When I was four or five, my family lived in an old little rent house outside of town. We only lived there for maybe a year or two, but I have so many pleasant and amazingly clear memories of our time there. My brother and I shared a room, and I remember lying in our beds chatting in the dark just the way my own kids do now.
At some point during that time, someone gave me a plastic Christmas snow globe. I remember that it had some trees in it. Maybe a little house. The snow was white and a little too large. The paint on the objects inside was slightly off. It had all the markings of one of those treasures of childhood that cost a dollar or less. Who knows where it had been or how many countries it had seen before it made it to my nightstand.
I was fascinated by this snow globe. I would sit for what seemed like hours, shaking it, watching the snow fall. Something about it was just so peaceful and serene. A real pastoral scene, even with the garish, misplaced paint and the snowflakes that were a little too large.
One day I noticed on the bottom of the snow globe there was a little plug. It was just a little piece of plastic, and it was designed to keep the water from leaking out of the globe. I pulled on it, and to my incredible surprise, the little piece popped right out. I sat there on my bed, shocked that I had figured out this secret opening that gave me access to the water and snow inside my globe. So, I did what I’m guessing any preschooler would have done. I drank some.
Just a little bit. I just had a sip. Then I put the plug back in and I set my prized possession back on the nightstand.
I waited a few days before I drank any more. I was really trying to forget that I had discovered that secret spot on the bottom of my beloved snow globe. After all, I felt fairly certain that my mama would NOT want me drinking out of it. And, I had plenty of other ways to get fresh water any time I wanted. Water that was clean, that didn’t come from who knows where, that didn’t have little white “snow” particles floating in it, made of who knows what.
But, I couldn’t help myself. It seemed like the snow globe water just tasted better. It was so refreshing. I could sneak it at night when I was past the point of being allowed one more drink.

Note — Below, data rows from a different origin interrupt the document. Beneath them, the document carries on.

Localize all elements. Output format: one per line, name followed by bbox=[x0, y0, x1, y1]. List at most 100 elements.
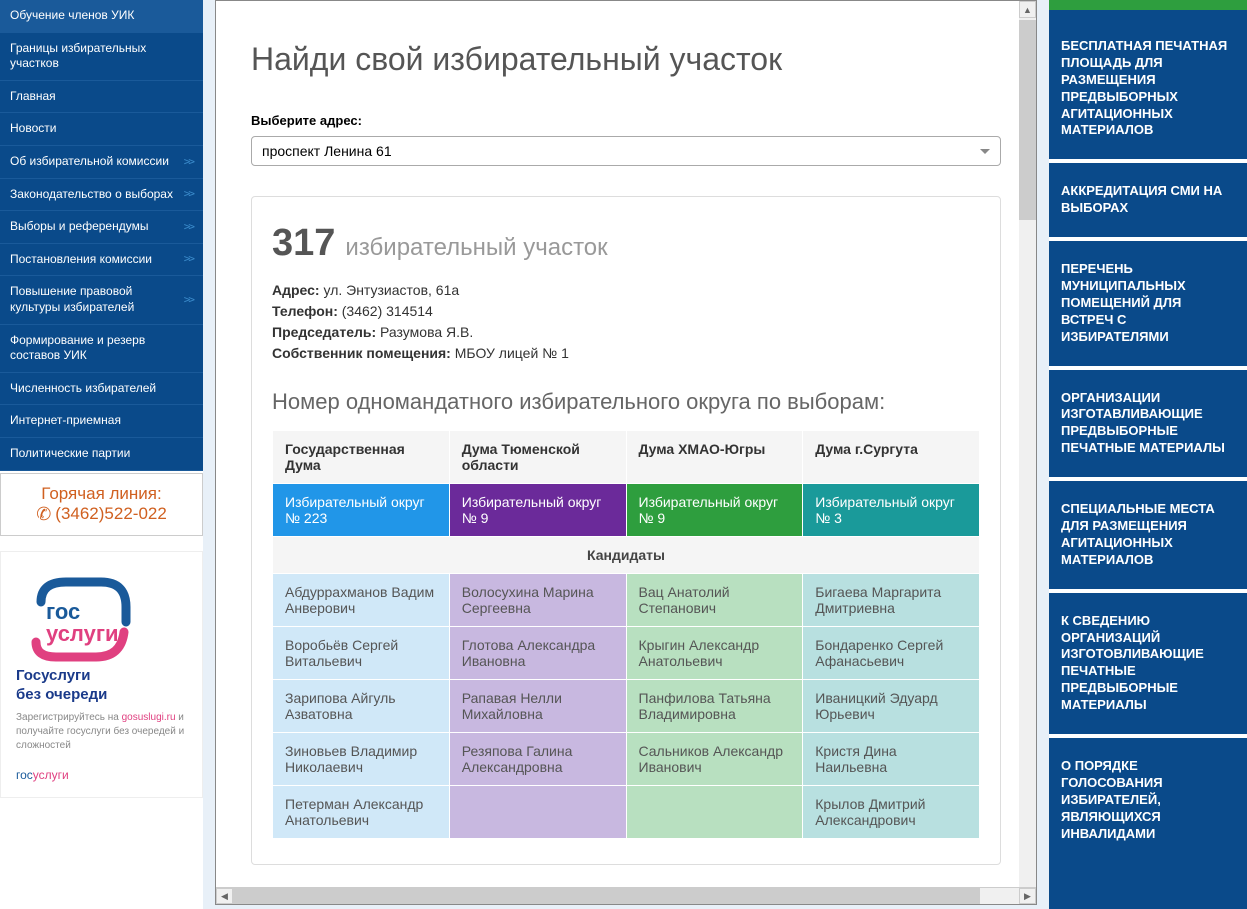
address-select[interactable]: проспект Ленина 61 bbox=[251, 136, 1001, 166]
nav-item-11[interactable]: Интернет-приемная bbox=[0, 405, 203, 438]
candidate-cell: Воробьёв Сергей Витальевич bbox=[273, 627, 450, 680]
nav-item-0[interactable]: Обучение членов УИК bbox=[0, 0, 203, 33]
content-scroll[interactable]: Найди свой избирательный участок Выберит… bbox=[216, 1, 1036, 887]
candidate-cell: Сальников Александр Иванович bbox=[626, 733, 803, 786]
nav-item-2[interactable]: Главная bbox=[0, 81, 203, 114]
nav-item-label: Повышение правовой культуры избирателей bbox=[10, 284, 184, 315]
chevron-right-icon: >> bbox=[184, 252, 193, 266]
nav-item-4[interactable]: Об избирательной комиссии>> bbox=[0, 146, 203, 179]
nav-item-10[interactable]: Численность избирателей bbox=[0, 373, 203, 406]
right-nav-item-3[interactable]: ОРГАНИЗАЦИИ ИЗГОТАВЛИВАЮЩИЕ ПРЕДВЫБОРНЫЕ… bbox=[1049, 380, 1247, 468]
scroll-left-icon[interactable]: ◀ bbox=[216, 888, 233, 904]
horizontal-scrollbar[interactable]: ◀ ▶ bbox=[216, 887, 1036, 904]
right-nav-item-6[interactable]: О ПОРЯДКЕ ГОЛОСОВАНИЯ ИЗБИРАТЕЛЕЙ, ЯВЛЯЮ… bbox=[1049, 748, 1247, 852]
nav-item-7[interactable]: Постановления комиссии >> bbox=[0, 244, 203, 277]
nav-item-label: Обучение членов УИК bbox=[10, 8, 134, 24]
info-chairperson: Председатель: Разумова Я.В. bbox=[272, 322, 980, 343]
right-sidebar: БЕСПЛАТНАЯ ПЕЧАТНАЯ ПЛОЩАДЬ ДЛЯ РАЗМЕЩЕН… bbox=[1049, 0, 1247, 909]
candidate-row: Зиновьев Владимир НиколаевичРезяпова Гал… bbox=[273, 733, 980, 786]
right-nav-item-2[interactable]: ПЕРЕЧЕНЬ МУНИЦИПАЛЬНЫХ ПОМЕЩЕНИЙ ДЛЯ ВСТ… bbox=[1049, 251, 1247, 355]
candidate-cell: Волосухина Марина Сергеевна bbox=[449, 574, 626, 627]
nav-item-label: Формирование и резерв составов УИК bbox=[10, 333, 193, 364]
nav-item-3[interactable]: Новости bbox=[0, 113, 203, 146]
candidate-cell: Зарипова Айгуль Азватовна bbox=[273, 680, 450, 733]
banner-text: Зарегистрируйтесь на gosuslugi.ru и полу… bbox=[16, 711, 187, 753]
right-separator bbox=[1049, 589, 1247, 593]
address-value: проспект Ленина 61 bbox=[262, 143, 392, 159]
page-root: Обучение членов УИК Границы избирательных… bbox=[0, 0, 1247, 909]
scroll-right-icon[interactable]: ▶ bbox=[1019, 888, 1036, 904]
right-nav-item-1[interactable]: АККРЕДИТАЦИЯ СМИ НА ВЫБОРАХ bbox=[1049, 173, 1247, 227]
banner-title: Госуслуги bbox=[16, 667, 187, 684]
center-column: Найди свой избирательный участок Выберит… bbox=[203, 0, 1049, 909]
right-separator bbox=[1049, 734, 1247, 738]
result-panel: 317 избирательный участок Адрес: ул. Энт… bbox=[251, 196, 1001, 865]
scroll-thumb-v[interactable] bbox=[1019, 20, 1036, 220]
districts-heading: Номер одномандатного избирательного окру… bbox=[272, 389, 980, 415]
nav-item-1[interactable]: Границы избирательных участков bbox=[0, 33, 203, 81]
candidate-cell: Петерман Александр Анатольевич bbox=[273, 786, 450, 839]
right-separator bbox=[1049, 159, 1247, 163]
candidate-cell: Крылов Дмитрий Александрович bbox=[803, 786, 980, 839]
nav-item-label: Новости bbox=[10, 121, 56, 137]
right-top-accent bbox=[1049, 0, 1247, 10]
candidate-row: Петерман Александр Анатольевич Крылов Дми… bbox=[273, 786, 980, 839]
table-header-2: Дума ХМАО-Югры bbox=[626, 431, 803, 484]
nav-item-label: Интернет-приемная bbox=[10, 413, 121, 429]
nav-item-9[interactable]: Формирование и резерв составов УИК bbox=[0, 325, 203, 373]
chevron-right-icon: >> bbox=[184, 187, 193, 201]
candidate-row: Воробьёв Сергей ВитальевичГлотова Алекса… bbox=[273, 627, 980, 680]
candidate-cell: Бигаева Маргарита Дмитриевна bbox=[803, 574, 980, 627]
station-number: 317 bbox=[272, 222, 335, 265]
candidates-header: Кандидаты bbox=[273, 537, 980, 574]
nav-item-label: Законодательство о выборах bbox=[10, 187, 173, 203]
table-header-3: Дума г.Сургута bbox=[803, 431, 980, 484]
right-separator bbox=[1049, 477, 1247, 481]
phone-icon: ✆ bbox=[36, 504, 51, 525]
chevron-right-icon: >> bbox=[184, 293, 193, 307]
gosuslugi-logo: гос услуги bbox=[16, 567, 146, 667]
banner-subtitle: без очереди bbox=[16, 686, 187, 703]
station-label: избирательный участок bbox=[345, 234, 607, 262]
content-frame: Найди свой избирательный участок Выберит… bbox=[215, 0, 1037, 905]
nav-item-label: Численность избирателей bbox=[10, 381, 156, 397]
right-nav-item-5[interactable]: К СВЕДЕНИЮ ОРГАНИЗАЦИЙ ИЗГОТОВЛИВАЮЩИЕ П… bbox=[1049, 603, 1247, 724]
hotline-box: Горячая линия: ✆ (3462)522-022 bbox=[0, 473, 203, 536]
candidate-cell: Зиновьев Владимир Николаевич bbox=[273, 733, 450, 786]
gosuslugi-link[interactable]: gosuslugi.ru bbox=[122, 712, 176, 723]
table-header-0: Государственная Дума bbox=[273, 431, 450, 484]
scroll-thumb-h[interactable] bbox=[233, 888, 980, 904]
right-separator bbox=[1049, 237, 1247, 241]
nav-item-5[interactable]: Законодательство о выборах >> bbox=[0, 179, 203, 212]
candidate-cell: Глотова Александра Ивановна bbox=[449, 627, 626, 680]
candidate-cell: Иваницкий Эдуард Юрьевич bbox=[803, 680, 980, 733]
info-address: Адрес: ул. Энтузиастов, 61а bbox=[272, 280, 980, 301]
nav-item-label: Выборы и референдумы bbox=[10, 219, 148, 235]
info-owner: Собственник помещения: МБОУ лицей № 1 bbox=[272, 343, 980, 364]
nav-item-8[interactable]: Повышение правовой культуры избирателей>… bbox=[0, 276, 203, 324]
candidate-cell bbox=[626, 786, 803, 839]
candidate-row: Абдуррахманов Вадим АнверовичВолосухина … bbox=[273, 574, 980, 627]
nav-item-12[interactable]: Политические партии bbox=[0, 438, 203, 471]
nav-item-label: Об избирательной комиссии bbox=[10, 154, 169, 170]
vertical-scrollbar[interactable]: ▲ bbox=[1019, 1, 1036, 887]
right-separator bbox=[1049, 366, 1247, 370]
hotline-number: (3462)522-022 bbox=[55, 504, 167, 524]
district-cell-2: Избирательный округ № 9 bbox=[626, 484, 803, 537]
nav-item-6[interactable]: Выборы и референдумы>> bbox=[0, 211, 203, 244]
candidate-cell: Панфилова Татьяна Владимировна bbox=[626, 680, 803, 733]
district-cell-0: Избирательный округ № 223 bbox=[273, 484, 450, 537]
candidate-cell: Рапавая Нелли Михайловна bbox=[449, 680, 626, 733]
nav-item-label: Постановления комиссии bbox=[10, 252, 152, 268]
district-cell-3: Избирательный округ № 3 bbox=[803, 484, 980, 537]
scroll-up-icon[interactable]: ▲ bbox=[1019, 1, 1036, 18]
candidate-row: Зарипова Айгуль АзватовнаРапавая Нелли М… bbox=[273, 680, 980, 733]
gosuslugi-banner[interactable]: гос услуги Госуслуги без очереди Зарегис… bbox=[0, 551, 203, 798]
candidate-cell bbox=[449, 786, 626, 839]
candidate-cell: Вац Анатолий Степанович bbox=[626, 574, 803, 627]
svg-text:услуги: услуги bbox=[46, 621, 119, 646]
district-cell-1: Избирательный округ № 9 bbox=[449, 484, 626, 537]
page-title: Найди свой избирательный участок bbox=[251, 41, 1001, 78]
right-nav-item-4[interactable]: СПЕЦИАЛЬНЫЕ МЕСТА ДЛЯ РАЗМЕЩЕНИЯ АГИТАЦИ… bbox=[1049, 491, 1247, 579]
right-nav-item-0[interactable]: БЕСПЛАТНАЯ ПЕЧАТНАЯ ПЛОЩАДЬ ДЛЯ РАЗМЕЩЕН… bbox=[1049, 28, 1247, 149]
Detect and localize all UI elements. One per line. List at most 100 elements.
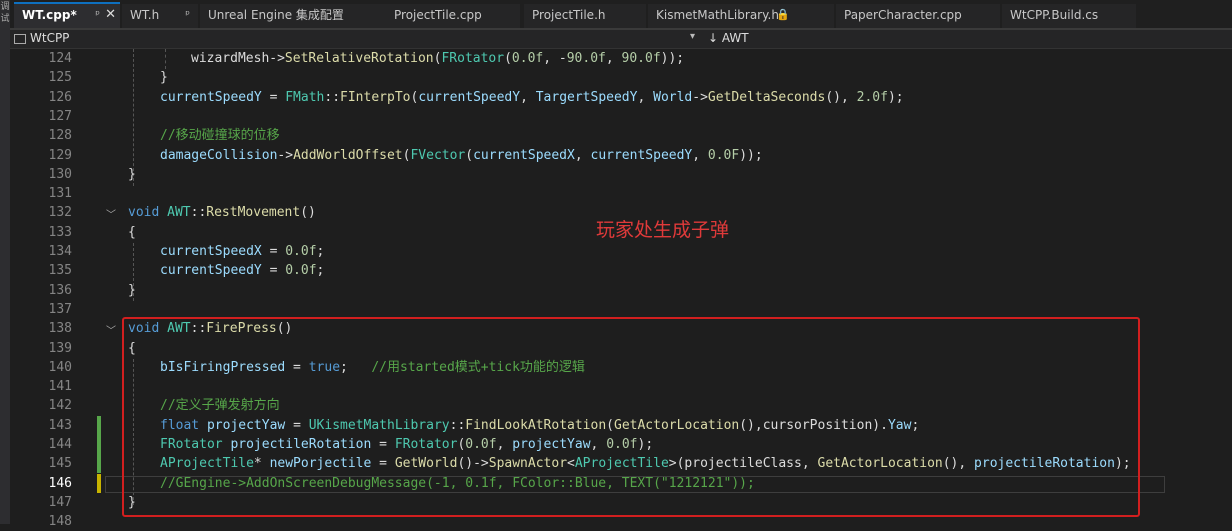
code-line[interactable]: 126 currentSpeedY = FMath::FInterpTo(curr… xyxy=(10,88,1232,107)
code-text: wizardMesh->SetRelativeRotation (FRotator… xyxy=(191,49,684,68)
code-text: } xyxy=(128,165,136,184)
code-token: GetDeltaSeconds xyxy=(707,89,826,105)
code-token: SetRelativeRotation xyxy=(284,51,434,66)
code-token: 2.0f xyxy=(856,89,888,105)
close-icon[interactable]: ✕ xyxy=(105,4,116,26)
code-token: wizardMesh-> xyxy=(191,51,285,66)
code-token: currentSpeedY xyxy=(160,89,262,105)
code-token: , - xyxy=(543,51,567,66)
code-token: RestMovement xyxy=(206,205,301,221)
code-line[interactable]: 131 xyxy=(10,184,1232,203)
code-line[interactable]: 136} xyxy=(10,281,1232,300)
code-token: )); xyxy=(660,51,685,66)
code-token: , xyxy=(605,51,622,66)
code-token: , xyxy=(574,147,591,163)
code-line[interactable]: 125} xyxy=(10,68,1232,87)
code-token: -> xyxy=(692,89,708,105)
line-number: 125 xyxy=(48,70,72,86)
code-line[interactable]: 128 //移动碰撞球的位移 xyxy=(10,126,1232,145)
code-text: { xyxy=(128,223,136,242)
line-number: 146 xyxy=(48,475,72,491)
line-number: 142 xyxy=(48,398,72,414)
lock-icon: 🔒 xyxy=(776,8,790,21)
tab-papercharacter-cpp[interactable]: PaperCharacter.cpp xyxy=(836,4,1000,28)
change-marker xyxy=(97,473,101,493)
line-number: 140 xyxy=(48,359,72,375)
tab-wtcpp-build-cs[interactable]: WtCPP.Build.cs xyxy=(1002,4,1136,28)
line-number: 138 xyxy=(48,321,72,337)
line-number: 147 xyxy=(48,494,72,510)
code-line[interactable]: 130} xyxy=(10,165,1232,184)
code-token: 0.0f xyxy=(285,244,317,259)
pin-icon[interactable]: ᵖ xyxy=(95,4,100,26)
code-token: , xyxy=(520,89,536,105)
code-token: ); xyxy=(887,89,904,105)
code-token: } xyxy=(160,70,168,86)
project-dropdown[interactable]: WtCPP xyxy=(14,31,69,45)
line-number: 130 xyxy=(48,166,72,182)
line-number: 136 xyxy=(48,282,72,298)
line-number: 135 xyxy=(48,263,72,279)
code-text: } xyxy=(128,281,136,300)
change-marker xyxy=(97,415,101,435)
code-token: FMath xyxy=(285,89,325,105)
line-number: 134 xyxy=(48,244,72,259)
tab-projecttile-cpp[interactable]: ProjectTile.cpp xyxy=(386,4,520,28)
code-token: FInterpTo xyxy=(340,89,411,105)
tab-bar: WT.cpp* ᵖ ✕ WT.h ᵖ Unreal Engine 集成配置 Proje… xyxy=(10,0,1232,30)
code-text: currentSpeedY = 0.0f; xyxy=(160,261,324,280)
line-number: 127 xyxy=(48,108,72,124)
code-token: 90.0f xyxy=(621,51,661,66)
code-line[interactable]: 135 currentSpeedY = 0.0f; xyxy=(10,261,1232,280)
code-token: ( xyxy=(504,51,512,66)
highlight-box xyxy=(122,317,1140,517)
left-tool-strip: 调试 xyxy=(0,0,10,524)
code-line[interactable]: 127 xyxy=(10,107,1232,126)
line-number: 139 xyxy=(48,340,72,356)
line-number: 143 xyxy=(48,417,72,433)
tab-projecttile-h[interactable]: ProjectTile.h xyxy=(524,4,646,28)
code-token: FVector xyxy=(410,147,466,163)
code-line[interactable]: 129 damageCollision->AddWorldOffset (FVect… xyxy=(10,146,1232,165)
line-number: 141 xyxy=(48,379,72,395)
code-token: currentSpeedY xyxy=(418,89,521,105)
code-token: = xyxy=(261,244,286,259)
code-token: currentSpeedY xyxy=(160,263,262,279)
code-token: World xyxy=(653,89,693,105)
tab-kismetmathlibrary-h[interactable]: KismetMathLibrary.h 🔒 xyxy=(648,4,834,28)
code-token: { xyxy=(128,224,136,240)
code-token: //移动碰撞球的位移 xyxy=(160,128,280,144)
line-number: 144 xyxy=(48,437,72,452)
code-token: )); xyxy=(739,147,763,163)
line-number: 137 xyxy=(48,301,72,317)
line-number: 133 xyxy=(48,224,72,240)
change-marker xyxy=(97,435,101,454)
tab-wt-h[interactable]: WT.h ᵖ xyxy=(122,4,198,28)
code-text: currentSpeedX = 0.0f; xyxy=(160,242,324,261)
code-text: } xyxy=(160,68,168,87)
code-token: , xyxy=(692,147,708,163)
line-number: 145 xyxy=(48,456,72,472)
code-line[interactable]: 134 currentSpeedX = 0.0f; xyxy=(10,242,1232,261)
code-token: = xyxy=(261,89,286,105)
code-text: currentSpeedY = FMath::FInterpTo(current… xyxy=(160,88,904,107)
pin-icon[interactable]: ᵖ xyxy=(185,4,190,26)
tab-unreal-config[interactable]: Unreal Engine 集成配置 xyxy=(200,4,392,28)
code-text: damageCollision->AddWorldOffset(FVector(… xyxy=(160,146,763,165)
chevron-down-icon[interactable]: ▾ xyxy=(690,31,695,42)
code-token: -> xyxy=(277,147,294,163)
code-token: 0.0f xyxy=(511,51,544,66)
code-token: } xyxy=(128,282,136,298)
line-number: 131 xyxy=(48,186,72,202)
code-text: //移动碰撞球的位移 xyxy=(160,126,280,145)
code-line[interactable]: 124 wizardMesh->SetRelativeRotation (FRota… xyxy=(10,49,1232,68)
code-token: , xyxy=(637,89,654,105)
tab-wt-cpp[interactable]: WT.cpp* ᵖ ✕ xyxy=(14,2,120,28)
code-token: = xyxy=(261,263,286,279)
class-dropdown[interactable]: ↓ AWT xyxy=(708,31,749,45)
line-number: 128 xyxy=(48,128,72,144)
code-token: currentSpeedX xyxy=(473,147,575,163)
code-token: 0.0F xyxy=(707,147,740,163)
code-token: 0.0f xyxy=(285,263,317,279)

Well, after a few weeks of sneaking snow globe drinks, I noticed that the water level in my globe was about half of what it was before. The snow that was left in there didn’t peacefully float around the house and the trees anymore. It just kind of collected on the top of the water and got stuck to the roof of the house. The serene little picture that the globe had once displayed looked kind of gross. Kind of not at all right. And, before long, I didn’t enjoy seeing it sitting on my nightstand anymore. The allure of looking at it had worn off. And, drinking out of it didn’t seem quite so tempting anymore.
I’m not sure what happened to my half-full snow globe. I think I may have tried to add more water to it at some point, but it was never the same. I had ruined my prized possession by using it in a way that it was never intended to be used. And, the result was that I lost the joy that I once had for it.
I suddenly remembered that snow globe today when I was chatting with my kids. I told them the story and they thought it was so hilarious that I was in my room chugging the water out of my snow globe. It is a funny and ridiculous thing for even a preschooler to do. But, I had to chuckle to myself later when I realized that we do the same thing to our churches.
We get involved and we get all pumped about this beautiful experience of being part of the body of Christ. We are sure that we’re going to cherish and adore the church for the rest of our lives. We start trying to figure out the best way to be a good church member, the best way to dig in and really get invested in this thing, and for awhile it works. We really feel like we are serving. We feel like we’re running the race. We take on what we feel we are called to do, and we are in it for all the right reasons: for the glory of God. For the love of Christ. To serve each other.
But, then we start feeling unappreciated. We want some recognition. It just looks so good in our minds, the thought of being praised for what we’re doing. We get proud of ourselves and we start feeling entitled to some respect. To some pats on the back. And, before we know it, there we are, drinking out of the snow globe. At first it tastes good, that desire for our own glory that keeps cropping up. But, pretty soon we have chugged enough of the bitterness that comes with pride that we have lost all joy for serving in the church. We feel slighted and used, and before long we are either resentfully serving, or we have quit altogether.
But, there’s hope. It’s difficult for us to get ourselves out of a pit of bitterness and pride. In fact, it’s practically impossible. It’s like a little kid trying to replace “magical” snow globe water with regular old tap. But, if we want to return to a true love of serving in the church, if we long to go back to the days when living for Christ was a real joy, we can run to Him and ask Him to replace all of the bitterness that we swallowed and replace it with that beautiful picture that we once loved, of the body of Christ loving and serving together, and us doing our part for His glory alone.
It’s really the only way, you know, when the church is shaken here and there, for us to remain beautiful. For us to shine like a prized snow globe on a preschooler’s nightstand. We have to put our own agenda, our own pride, our own desire for spotlights, awards, and glory aside. And, we have to serve from a deep love for our Lord. After all, serving Him in humility is the very least we can do for a King who made Himself a servant for our sake.